Maybe that's inaccurate and unfair. Maybe there was buried within this movie a woman empowerment saga of greater depth than I could discern. Maya is seen getting angry several times as she chokes on the "proper channels" and watches as superiors hesitate and waver on moving forward with leads she knows will supply the target (with "100% certainty"). We also find her in tears when the mission is done, in a moment I know was supposed to be hugely cathartic and effective but left me as cold as did the rest of the film. But her character, realistic (or real) or not, and for all her quiet tenacity, is finally just not that interesting. I did wonder if her tears were born of cognitive dissonance, or something like buyer's remorse after bin Laden's capture. Maybe this film could've run longer and expanded on that?

The events detailing the trail to and capture of bin Laden should be well known to most viewers. The final half hour presents the siege and capture as matter of factly as the rest of the film's events. This may well be the right approach; we didn't need another wish fulfillment, jingoistic action vehicle. Aside from a moment when a soldier stops to pause and assess the gravity of the scenario, the movie tries to maintain an objective account. It is what it is.

When it was announced that this film was to be made, I wondered of its necessity, as I do of most films that attempt to recreate a real life life event. To be worth my time, a film needs to tell those familiar events with an insight I could not have discerned from CNN or Time. Compelling like a UNITED 93.  A unique point of view, a privileged consideration to go with those choice shots.

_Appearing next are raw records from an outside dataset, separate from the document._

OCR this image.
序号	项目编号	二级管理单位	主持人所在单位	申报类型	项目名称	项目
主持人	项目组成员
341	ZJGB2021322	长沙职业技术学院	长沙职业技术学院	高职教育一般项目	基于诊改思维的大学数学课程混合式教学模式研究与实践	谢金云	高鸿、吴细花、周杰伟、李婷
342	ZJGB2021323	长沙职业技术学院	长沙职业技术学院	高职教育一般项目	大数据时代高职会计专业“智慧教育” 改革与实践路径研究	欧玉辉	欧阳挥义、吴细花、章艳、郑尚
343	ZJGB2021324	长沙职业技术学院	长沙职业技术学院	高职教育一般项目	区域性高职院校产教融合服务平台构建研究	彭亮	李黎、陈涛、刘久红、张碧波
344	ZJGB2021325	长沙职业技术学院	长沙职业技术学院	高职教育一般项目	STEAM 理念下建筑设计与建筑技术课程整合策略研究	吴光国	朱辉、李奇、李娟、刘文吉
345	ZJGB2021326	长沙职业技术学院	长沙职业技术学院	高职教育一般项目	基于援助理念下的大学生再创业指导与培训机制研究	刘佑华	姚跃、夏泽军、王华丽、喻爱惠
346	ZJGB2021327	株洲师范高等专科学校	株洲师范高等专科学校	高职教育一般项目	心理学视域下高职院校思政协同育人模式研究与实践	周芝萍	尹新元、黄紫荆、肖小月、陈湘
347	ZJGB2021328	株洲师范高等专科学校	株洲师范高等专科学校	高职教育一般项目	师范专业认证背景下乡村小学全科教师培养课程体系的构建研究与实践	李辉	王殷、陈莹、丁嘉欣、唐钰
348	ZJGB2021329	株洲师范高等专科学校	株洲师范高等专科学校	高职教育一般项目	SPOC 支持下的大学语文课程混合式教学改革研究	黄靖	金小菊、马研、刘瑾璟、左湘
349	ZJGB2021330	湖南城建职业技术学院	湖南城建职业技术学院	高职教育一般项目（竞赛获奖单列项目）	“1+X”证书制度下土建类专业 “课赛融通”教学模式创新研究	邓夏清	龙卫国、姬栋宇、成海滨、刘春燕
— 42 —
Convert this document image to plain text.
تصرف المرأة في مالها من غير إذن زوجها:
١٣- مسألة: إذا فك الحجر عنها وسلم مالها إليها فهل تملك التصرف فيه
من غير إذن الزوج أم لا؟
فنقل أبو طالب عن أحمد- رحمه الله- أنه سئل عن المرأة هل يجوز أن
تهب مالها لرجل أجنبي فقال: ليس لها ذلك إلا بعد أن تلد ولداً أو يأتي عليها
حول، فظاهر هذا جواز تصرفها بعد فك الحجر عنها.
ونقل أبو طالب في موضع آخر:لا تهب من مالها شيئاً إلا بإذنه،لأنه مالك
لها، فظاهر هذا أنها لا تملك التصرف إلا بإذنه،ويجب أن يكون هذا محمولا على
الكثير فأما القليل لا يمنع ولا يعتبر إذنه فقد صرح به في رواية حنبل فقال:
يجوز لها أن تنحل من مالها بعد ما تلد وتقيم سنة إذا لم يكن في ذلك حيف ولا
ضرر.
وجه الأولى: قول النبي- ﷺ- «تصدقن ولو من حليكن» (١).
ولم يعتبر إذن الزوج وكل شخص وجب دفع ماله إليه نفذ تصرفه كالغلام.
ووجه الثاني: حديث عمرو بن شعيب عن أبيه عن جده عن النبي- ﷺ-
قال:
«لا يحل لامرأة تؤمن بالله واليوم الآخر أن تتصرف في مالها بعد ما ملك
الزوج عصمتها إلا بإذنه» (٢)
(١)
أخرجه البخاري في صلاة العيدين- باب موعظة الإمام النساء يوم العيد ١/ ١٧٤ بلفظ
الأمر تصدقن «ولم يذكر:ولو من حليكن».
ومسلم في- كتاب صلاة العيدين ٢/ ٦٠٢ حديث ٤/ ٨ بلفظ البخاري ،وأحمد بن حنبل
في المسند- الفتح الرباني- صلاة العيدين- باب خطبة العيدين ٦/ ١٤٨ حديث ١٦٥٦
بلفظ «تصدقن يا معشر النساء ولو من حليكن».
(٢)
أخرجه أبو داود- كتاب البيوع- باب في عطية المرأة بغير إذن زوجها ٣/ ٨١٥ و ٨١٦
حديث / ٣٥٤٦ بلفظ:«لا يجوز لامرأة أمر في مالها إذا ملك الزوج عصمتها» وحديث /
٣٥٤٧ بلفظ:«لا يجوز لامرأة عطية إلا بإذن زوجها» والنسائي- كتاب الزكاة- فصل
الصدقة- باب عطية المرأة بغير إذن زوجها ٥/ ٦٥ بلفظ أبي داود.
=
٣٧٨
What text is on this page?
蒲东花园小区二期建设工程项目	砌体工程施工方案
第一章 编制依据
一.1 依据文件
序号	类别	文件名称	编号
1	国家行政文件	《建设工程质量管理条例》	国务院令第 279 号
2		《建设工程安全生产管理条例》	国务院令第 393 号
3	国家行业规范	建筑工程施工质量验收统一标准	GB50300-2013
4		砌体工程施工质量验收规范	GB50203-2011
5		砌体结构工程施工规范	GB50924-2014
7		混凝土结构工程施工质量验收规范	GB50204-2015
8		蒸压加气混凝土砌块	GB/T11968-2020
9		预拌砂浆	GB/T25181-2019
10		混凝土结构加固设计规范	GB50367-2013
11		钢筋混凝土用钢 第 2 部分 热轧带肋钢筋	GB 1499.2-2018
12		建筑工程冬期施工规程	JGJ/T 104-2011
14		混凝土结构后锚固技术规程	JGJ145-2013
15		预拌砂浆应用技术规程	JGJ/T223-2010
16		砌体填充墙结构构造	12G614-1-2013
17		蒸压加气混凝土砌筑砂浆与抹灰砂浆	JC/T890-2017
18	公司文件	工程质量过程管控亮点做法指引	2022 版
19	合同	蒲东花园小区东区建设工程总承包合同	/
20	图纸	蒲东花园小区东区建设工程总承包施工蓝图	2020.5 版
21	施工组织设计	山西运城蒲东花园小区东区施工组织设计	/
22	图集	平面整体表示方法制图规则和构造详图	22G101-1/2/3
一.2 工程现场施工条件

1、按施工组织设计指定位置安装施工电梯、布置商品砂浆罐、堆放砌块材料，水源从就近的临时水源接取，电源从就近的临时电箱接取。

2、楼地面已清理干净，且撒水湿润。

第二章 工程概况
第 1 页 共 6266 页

ZERO DARK THIRTY too often plays like a TV drama, and rarely works above that level.

Then there's the business of the scenes of torture, which occur early in the film.  Many protested the film as they felt it glorified these acts, which many will defend as necessary.  ZERO DARK THIRTY, to me, does not make the argument for or against torture. It just shows it. An event (step?) that occurred in the timeline. What these characters did, believing that extracting information this way would lead to capture.  Would the compound have been pinpointed without this information?Your answer may depend solely on your political affiliation. But as edited in its current form (there are rumors of more brutal scenes excised), the movie can't allow me to accuse Bigelow of sensationalizing in any manner or pushing a pro-Dick Cheney-like agenda. To dismiss (or refuse to see) this film over these scenes alone is misguided.

But maybe that highlights the problem: I almost wish the film had been more partisan, with more fire in its gut. It's just too mechanical. Aside from a lingered upon explosion, there seems to be no effort to create a work of art here. And to take everything at face value would be a mistake, as it would with any Hollywood pic.  Therefore, it's true, ZERO DARK THIRTY is just unnecessary.